In March 2020, a modified clip from this episode was combined with clips from the fourth season episode "Marge in Chains" to show that the show predicted the COVID-19 pandemic. However, it was shown that the clip from this episode was changed with the phrase "CORONA VIRUS" written over the original text of "Apocalypse Meow." Bill Oakley, who co-wrote the 1993 episode, commented on the prediction saying that since history repeats itself, it only seems like the show is predicting things.

==Reception==
In its original American broadcast, "The Fool Monty" was viewed by an estimated 6.63 million viewers and received a 2.9 rating/7 share among adults between the ages of 18 and 49.

Emily VanDerWerff of The A.V. Club called the episode "recycled" and stated "I generally liked the first act of this, with the very funny bit where the networks conspire to create a housecat flu panic and the gags about waiting in line for the vaccine but the rest of the episode very slowly deflated." She rated the episode with a C+.

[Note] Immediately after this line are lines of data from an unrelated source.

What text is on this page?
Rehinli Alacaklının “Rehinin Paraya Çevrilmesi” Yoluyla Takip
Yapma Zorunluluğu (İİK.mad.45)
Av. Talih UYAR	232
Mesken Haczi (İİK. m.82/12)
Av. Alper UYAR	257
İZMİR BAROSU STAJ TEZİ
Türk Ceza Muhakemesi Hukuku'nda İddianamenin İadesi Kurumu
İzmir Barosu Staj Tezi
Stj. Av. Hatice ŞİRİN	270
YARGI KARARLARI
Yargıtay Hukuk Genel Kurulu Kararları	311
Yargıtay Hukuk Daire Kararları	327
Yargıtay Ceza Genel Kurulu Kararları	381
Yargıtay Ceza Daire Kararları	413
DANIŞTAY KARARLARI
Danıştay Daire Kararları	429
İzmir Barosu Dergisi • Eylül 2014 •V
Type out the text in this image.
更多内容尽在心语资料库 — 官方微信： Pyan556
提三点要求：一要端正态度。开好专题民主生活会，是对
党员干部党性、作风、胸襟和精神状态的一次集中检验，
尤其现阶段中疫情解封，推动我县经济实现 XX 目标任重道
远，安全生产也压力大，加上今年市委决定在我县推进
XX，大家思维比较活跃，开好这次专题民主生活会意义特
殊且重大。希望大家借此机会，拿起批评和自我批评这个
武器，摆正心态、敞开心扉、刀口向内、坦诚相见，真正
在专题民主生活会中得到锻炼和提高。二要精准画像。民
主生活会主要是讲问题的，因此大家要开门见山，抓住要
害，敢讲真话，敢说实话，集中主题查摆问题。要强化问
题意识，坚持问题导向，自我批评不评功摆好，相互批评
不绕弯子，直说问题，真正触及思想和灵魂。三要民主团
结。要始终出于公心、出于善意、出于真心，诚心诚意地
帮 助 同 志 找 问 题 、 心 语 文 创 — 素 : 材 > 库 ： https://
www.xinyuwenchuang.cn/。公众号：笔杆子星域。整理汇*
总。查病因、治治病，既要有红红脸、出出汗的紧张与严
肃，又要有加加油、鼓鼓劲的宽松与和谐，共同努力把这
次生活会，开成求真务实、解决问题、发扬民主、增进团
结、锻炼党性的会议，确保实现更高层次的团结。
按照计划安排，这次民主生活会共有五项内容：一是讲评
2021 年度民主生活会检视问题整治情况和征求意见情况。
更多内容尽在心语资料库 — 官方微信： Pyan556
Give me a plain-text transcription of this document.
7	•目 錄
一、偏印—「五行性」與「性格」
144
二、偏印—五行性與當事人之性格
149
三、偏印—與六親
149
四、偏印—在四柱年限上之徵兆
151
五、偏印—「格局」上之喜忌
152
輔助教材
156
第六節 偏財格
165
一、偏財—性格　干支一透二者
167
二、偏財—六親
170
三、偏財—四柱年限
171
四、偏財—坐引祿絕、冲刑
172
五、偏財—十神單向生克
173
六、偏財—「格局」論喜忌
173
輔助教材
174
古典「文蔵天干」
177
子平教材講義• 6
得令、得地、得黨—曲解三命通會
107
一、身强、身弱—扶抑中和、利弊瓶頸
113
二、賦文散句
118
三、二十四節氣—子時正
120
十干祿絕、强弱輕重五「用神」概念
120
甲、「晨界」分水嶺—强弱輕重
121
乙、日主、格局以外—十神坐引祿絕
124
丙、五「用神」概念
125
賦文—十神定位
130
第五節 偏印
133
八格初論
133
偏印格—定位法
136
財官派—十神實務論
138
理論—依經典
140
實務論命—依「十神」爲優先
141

Eric Hochberger of TV Fanatic gave the episode 3.5 out of 5 stars. He thought the beginning of the episode with the fake epidemic for television ratings was unique before shifting to another episode about Mr. Burns.

===Controversy===
Near the beginning of the episode, a Fox News helicopter can be seen, with the slogan "Fox News: Not Racist, But #1 With Racists." Bill O'Reilly, host of the Fox News show The O'Reilly Factor, aired the clip during the show's "Pinheads and Patriots" segment, saying "Continuing to bite the hand that feeds part of it, Fox broadcasting once again allows its cartoon characters to run wild." After the clip aired, he said "Pinheads? I believe so." Republican Vice President Cheney is also lampooned throughout the episode.

In response, the producers added a brief scene at the beginning of the opening sequence of the following episode with a helicopter that bears the slogan "Fox News: Unsuitable for Viewers Under 75." According to showrunner Al Jean, the producers of the show were pleased that they had annoyed O'Reilly, and that they had never received a warning from Fox about making jokes about the network. He added, "Both ends of it benefit the ultimate News Corp. agenda," Jean said. "We're happy to have a little feud with Bill O'Reilly. That's a very entertaining thing for us."